Facebook suspends network of Russian Instagram accounts amid concerns over 2020 election interference

A sign at the entrance to Facebook's corporate headquarters location in Menlo Park, California: AFP/Getty Images
A sign at the entrance to Facebook's corporate headquarters location in Menlo Park, California: AFP/Getty Images

Facebook has confirmed that it removed four separate networks of accounts linked with foreign interference efforts in the US, including a targeted campaign to disrupt 2020 election coverage.

One of the accounts appears to be linked to the Russian troll farm Internet Research Agency, which used similar social media subterfuge to sow discord leading up to 2016 elections.

The findings were announced as the company began rolling out changes to the platform to combat similar social media trolling and disinformation campaigns that cropped up throughout 2016.

In a press call on Monday, Facebook CEO Mark Zuckerberg said the platform will begin labelling content from state-controlled media outlets as well as posts’ countries of origin and ban messages promoting voter suppression.

Nathaniel Gleicher, Facebook’s head of cybersecurity policy, wrote that the company removed accounts as well as associated Facebook Pages and Groups that the company determined were engaging in “coordinated inauthentic behaviour” on the platform as well as Instagram.

Mr Gleicher said the operations had created “networks of accounts to mislead others about who they were and what they were doing”.

Three networks were based in Iran and one in Russia, each targeting different world regions, including the US, North Africa and Latin America.

Facebook removed 50 Instagram accounts and one Facebook account linked to the Russia-based Internet Research Agency.

Its accounts in Facebook’s latest roundup had 246,000 followers on one or more of those Instagram accounts, 60 per cent of which came from the US, and produced thousands of posts spanning the US political and ideological spectrum. Posts often recycled memes and right-wing tropes used by other pages like the conservative group Turning Point USA, likely in an effort to conceal the poster’s origins.

It also created accounts to assert a “local” presence in swing states.

The network’s campaign “had the hallmarks of a well-resourced operation that took consistent operational security steps to conceal their identity and location”, Mr Gleicher said.
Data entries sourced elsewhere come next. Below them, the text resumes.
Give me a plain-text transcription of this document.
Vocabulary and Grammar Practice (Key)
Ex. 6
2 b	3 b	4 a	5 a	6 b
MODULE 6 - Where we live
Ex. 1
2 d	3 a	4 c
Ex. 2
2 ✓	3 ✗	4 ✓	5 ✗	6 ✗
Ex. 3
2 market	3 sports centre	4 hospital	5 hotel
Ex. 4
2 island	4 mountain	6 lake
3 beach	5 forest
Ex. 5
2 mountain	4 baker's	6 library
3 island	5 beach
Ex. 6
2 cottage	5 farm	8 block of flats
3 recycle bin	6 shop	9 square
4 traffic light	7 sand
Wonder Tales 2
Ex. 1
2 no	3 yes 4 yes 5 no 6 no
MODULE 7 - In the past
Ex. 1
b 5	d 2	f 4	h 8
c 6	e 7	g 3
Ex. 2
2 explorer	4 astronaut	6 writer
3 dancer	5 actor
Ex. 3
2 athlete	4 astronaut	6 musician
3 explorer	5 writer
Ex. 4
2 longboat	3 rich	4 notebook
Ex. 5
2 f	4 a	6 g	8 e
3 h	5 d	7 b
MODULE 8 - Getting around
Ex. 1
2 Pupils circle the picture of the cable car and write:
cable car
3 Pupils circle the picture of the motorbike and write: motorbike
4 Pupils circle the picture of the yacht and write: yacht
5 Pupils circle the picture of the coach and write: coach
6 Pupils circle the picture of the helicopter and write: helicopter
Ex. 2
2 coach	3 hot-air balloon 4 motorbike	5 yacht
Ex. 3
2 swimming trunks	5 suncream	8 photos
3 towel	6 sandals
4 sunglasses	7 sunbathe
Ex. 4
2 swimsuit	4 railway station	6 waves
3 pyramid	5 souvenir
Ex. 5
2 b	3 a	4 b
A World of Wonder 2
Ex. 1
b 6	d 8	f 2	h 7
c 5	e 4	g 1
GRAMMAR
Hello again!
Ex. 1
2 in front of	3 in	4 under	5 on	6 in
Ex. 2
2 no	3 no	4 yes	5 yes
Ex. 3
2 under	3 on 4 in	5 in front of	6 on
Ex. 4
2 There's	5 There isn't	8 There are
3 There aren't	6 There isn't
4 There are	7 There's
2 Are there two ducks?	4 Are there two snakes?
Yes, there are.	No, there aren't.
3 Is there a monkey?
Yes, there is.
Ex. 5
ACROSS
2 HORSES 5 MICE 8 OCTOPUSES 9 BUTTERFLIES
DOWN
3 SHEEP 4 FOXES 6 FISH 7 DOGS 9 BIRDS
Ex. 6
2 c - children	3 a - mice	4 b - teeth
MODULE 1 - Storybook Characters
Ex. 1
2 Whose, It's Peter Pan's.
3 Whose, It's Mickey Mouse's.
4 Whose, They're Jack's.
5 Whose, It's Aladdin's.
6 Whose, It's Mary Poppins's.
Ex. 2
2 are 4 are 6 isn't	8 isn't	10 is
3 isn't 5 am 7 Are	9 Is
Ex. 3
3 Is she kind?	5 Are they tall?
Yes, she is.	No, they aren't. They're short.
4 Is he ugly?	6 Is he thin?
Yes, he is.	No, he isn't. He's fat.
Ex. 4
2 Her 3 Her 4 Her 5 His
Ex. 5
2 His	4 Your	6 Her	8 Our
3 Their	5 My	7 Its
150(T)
An Iran-based network comprised 93 Facebook accounts, 17 pages and four Instagram accounts focused on the US and parts of French-speaking North Africa.

Roughly 7,700 people were following one or more of the Pages, and another 145 people had followed one or more of the Instagram accounts.

Another Iran-based network created 38 Facebook accounts, six pages, four groups and 10 Instagram accounts focused on countries in Latin America, including Venezuela, Brazil, Argentina, Bolivia, Peru, Ecuador and Mexico.

Mr Gleicher asserted that the company had removed the accounts, pages and groups based on their behaviour, not their content.

“In each of these cases, the people behind this activity coordinated with one another and used fake accounts to misrepresent themselves, and that was the basis for our action,” he said.

The company has shared its findings with law enforcement, policymakers and other tech leaders.